At the same time as neoliberal BI is used to grease the wheels of super-exploitation, another key element of the neoliberal agenda, privatization, is facilitated. The BI payment, as free market advocates have long suggested, is given in place of the other elements of social provision. As public healthcare, social housing and much else beside are gutted, BI transforms those who receive it into “customers” shopping through the privatized rubble of the social infrastructure. It is, of course, quite possible to design on paper a BI model that is adequate and that does not involve cutbacks in other areas but the question is which version is more likely, based on prevailing economic and political agendas and the present balance of forces in society.

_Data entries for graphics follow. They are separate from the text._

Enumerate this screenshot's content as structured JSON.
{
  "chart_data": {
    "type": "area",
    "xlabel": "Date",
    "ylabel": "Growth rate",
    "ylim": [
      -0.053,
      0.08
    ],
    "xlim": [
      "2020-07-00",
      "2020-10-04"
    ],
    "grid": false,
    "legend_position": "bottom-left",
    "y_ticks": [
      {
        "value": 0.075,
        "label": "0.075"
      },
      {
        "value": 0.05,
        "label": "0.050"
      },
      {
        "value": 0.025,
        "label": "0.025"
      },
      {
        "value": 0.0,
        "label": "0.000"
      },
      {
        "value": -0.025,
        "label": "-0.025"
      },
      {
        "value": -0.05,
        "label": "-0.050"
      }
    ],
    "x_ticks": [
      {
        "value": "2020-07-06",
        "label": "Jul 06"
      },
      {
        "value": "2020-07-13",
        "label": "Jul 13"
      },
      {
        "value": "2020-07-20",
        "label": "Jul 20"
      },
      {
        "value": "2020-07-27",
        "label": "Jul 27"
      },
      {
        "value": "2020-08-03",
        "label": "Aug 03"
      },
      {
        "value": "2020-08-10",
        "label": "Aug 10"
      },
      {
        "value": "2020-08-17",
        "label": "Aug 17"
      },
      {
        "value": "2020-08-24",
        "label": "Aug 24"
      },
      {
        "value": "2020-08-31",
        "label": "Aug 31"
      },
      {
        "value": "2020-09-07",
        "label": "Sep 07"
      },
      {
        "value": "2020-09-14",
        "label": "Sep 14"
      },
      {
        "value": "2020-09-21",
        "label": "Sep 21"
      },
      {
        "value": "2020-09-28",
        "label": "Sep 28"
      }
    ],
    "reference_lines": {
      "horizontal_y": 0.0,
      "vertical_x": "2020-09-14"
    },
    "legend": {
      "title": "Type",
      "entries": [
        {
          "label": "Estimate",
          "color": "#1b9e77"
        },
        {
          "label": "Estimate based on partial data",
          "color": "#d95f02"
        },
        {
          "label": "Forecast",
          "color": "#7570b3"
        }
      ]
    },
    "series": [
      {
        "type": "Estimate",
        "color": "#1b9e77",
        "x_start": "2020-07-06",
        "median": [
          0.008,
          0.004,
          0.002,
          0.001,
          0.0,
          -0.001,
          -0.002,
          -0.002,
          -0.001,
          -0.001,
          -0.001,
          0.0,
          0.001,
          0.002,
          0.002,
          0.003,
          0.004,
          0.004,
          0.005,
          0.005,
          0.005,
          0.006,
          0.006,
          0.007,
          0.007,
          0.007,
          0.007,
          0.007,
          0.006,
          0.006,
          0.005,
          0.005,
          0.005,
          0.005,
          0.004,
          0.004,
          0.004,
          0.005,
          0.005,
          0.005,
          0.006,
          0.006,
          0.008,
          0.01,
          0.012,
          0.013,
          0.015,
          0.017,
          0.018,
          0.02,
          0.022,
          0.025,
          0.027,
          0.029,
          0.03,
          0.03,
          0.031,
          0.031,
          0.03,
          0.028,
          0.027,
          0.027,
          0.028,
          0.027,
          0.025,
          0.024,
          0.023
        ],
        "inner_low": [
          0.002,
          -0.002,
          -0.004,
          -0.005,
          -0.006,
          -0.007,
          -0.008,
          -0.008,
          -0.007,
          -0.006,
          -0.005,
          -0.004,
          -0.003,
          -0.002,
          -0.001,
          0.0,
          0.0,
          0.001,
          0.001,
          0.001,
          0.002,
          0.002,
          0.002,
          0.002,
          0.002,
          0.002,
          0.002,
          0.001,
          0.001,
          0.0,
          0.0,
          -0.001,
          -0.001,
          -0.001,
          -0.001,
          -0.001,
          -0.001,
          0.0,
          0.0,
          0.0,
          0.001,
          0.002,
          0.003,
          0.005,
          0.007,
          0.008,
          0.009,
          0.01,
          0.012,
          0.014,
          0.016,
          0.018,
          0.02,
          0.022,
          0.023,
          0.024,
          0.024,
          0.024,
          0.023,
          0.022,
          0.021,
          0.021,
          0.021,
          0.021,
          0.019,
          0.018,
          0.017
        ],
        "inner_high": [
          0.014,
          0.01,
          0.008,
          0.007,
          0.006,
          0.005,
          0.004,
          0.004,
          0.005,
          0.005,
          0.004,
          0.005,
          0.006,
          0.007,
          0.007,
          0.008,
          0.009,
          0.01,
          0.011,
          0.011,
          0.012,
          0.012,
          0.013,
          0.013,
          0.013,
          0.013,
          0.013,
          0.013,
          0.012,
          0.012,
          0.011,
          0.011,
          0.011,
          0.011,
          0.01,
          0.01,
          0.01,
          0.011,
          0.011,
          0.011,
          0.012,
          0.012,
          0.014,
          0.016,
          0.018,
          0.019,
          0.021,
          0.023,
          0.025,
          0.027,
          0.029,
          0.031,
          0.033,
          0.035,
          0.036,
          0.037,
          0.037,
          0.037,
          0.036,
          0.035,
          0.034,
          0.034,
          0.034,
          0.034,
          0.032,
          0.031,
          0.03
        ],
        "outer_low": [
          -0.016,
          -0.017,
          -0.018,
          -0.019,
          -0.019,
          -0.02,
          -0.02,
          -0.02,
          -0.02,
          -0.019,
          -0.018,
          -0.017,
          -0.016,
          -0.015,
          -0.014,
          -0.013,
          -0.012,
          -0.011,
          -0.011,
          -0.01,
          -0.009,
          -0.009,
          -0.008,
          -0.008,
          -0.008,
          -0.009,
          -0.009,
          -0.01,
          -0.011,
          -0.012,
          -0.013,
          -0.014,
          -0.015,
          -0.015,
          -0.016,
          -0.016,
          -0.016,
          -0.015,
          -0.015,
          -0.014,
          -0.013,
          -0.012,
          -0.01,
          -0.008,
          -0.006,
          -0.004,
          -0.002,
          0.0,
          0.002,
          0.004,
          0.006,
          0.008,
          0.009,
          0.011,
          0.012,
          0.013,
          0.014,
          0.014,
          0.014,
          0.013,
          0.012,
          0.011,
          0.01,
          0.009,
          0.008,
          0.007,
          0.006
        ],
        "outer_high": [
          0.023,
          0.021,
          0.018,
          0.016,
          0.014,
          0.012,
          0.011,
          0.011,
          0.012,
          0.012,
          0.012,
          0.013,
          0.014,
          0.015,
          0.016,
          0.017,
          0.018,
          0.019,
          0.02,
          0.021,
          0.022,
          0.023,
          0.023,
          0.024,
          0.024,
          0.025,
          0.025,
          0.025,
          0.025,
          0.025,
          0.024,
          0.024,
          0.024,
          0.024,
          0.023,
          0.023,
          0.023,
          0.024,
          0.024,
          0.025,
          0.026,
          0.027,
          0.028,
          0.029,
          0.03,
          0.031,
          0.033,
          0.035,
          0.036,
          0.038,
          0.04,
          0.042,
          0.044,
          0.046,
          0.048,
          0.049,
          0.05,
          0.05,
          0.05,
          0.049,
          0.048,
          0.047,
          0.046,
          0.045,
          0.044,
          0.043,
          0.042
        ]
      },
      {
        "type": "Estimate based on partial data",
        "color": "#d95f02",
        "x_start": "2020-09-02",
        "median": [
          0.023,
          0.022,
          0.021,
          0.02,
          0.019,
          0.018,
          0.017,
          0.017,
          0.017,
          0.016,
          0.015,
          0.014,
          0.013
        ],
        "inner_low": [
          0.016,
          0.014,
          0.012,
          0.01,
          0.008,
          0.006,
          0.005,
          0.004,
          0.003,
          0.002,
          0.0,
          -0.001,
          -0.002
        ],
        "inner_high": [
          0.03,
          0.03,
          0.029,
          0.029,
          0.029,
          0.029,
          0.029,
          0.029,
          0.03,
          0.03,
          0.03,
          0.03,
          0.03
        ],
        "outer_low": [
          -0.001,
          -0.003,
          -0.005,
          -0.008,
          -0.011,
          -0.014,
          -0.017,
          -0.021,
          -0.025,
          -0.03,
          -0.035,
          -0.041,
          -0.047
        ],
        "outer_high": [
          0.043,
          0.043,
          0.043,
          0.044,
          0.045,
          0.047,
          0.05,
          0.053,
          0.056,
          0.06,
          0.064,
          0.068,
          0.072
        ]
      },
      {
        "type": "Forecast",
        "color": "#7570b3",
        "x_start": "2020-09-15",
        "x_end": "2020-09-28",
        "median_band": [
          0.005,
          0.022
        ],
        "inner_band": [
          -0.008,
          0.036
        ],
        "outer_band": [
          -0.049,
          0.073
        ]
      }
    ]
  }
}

Rather than trust to the Davos crowd and hope “the 1%” develops a taste for social justice, a far better approach would be to build the social movements and struggles that can defend past gains and work for expanded and accessible public services. Rather than hope neoliberal governments will offer us a social policy end-run around austerity, far better to press for income support systems that offer full entitlement, adequate payments and that are no longer based on bureaucratic intrusion and moral policing.

Basic Income is a false hope and a pathway to the commodification of social provision that, while it may be paved with good intentions, leads to a destination entirely to the liking of those who design and operate the neoliberal order.

John Clarke is a long-time anti-poverty activist, community organizer, and leading member of the Ontario Coalition Against Poverty, or OCAP, in Toronto.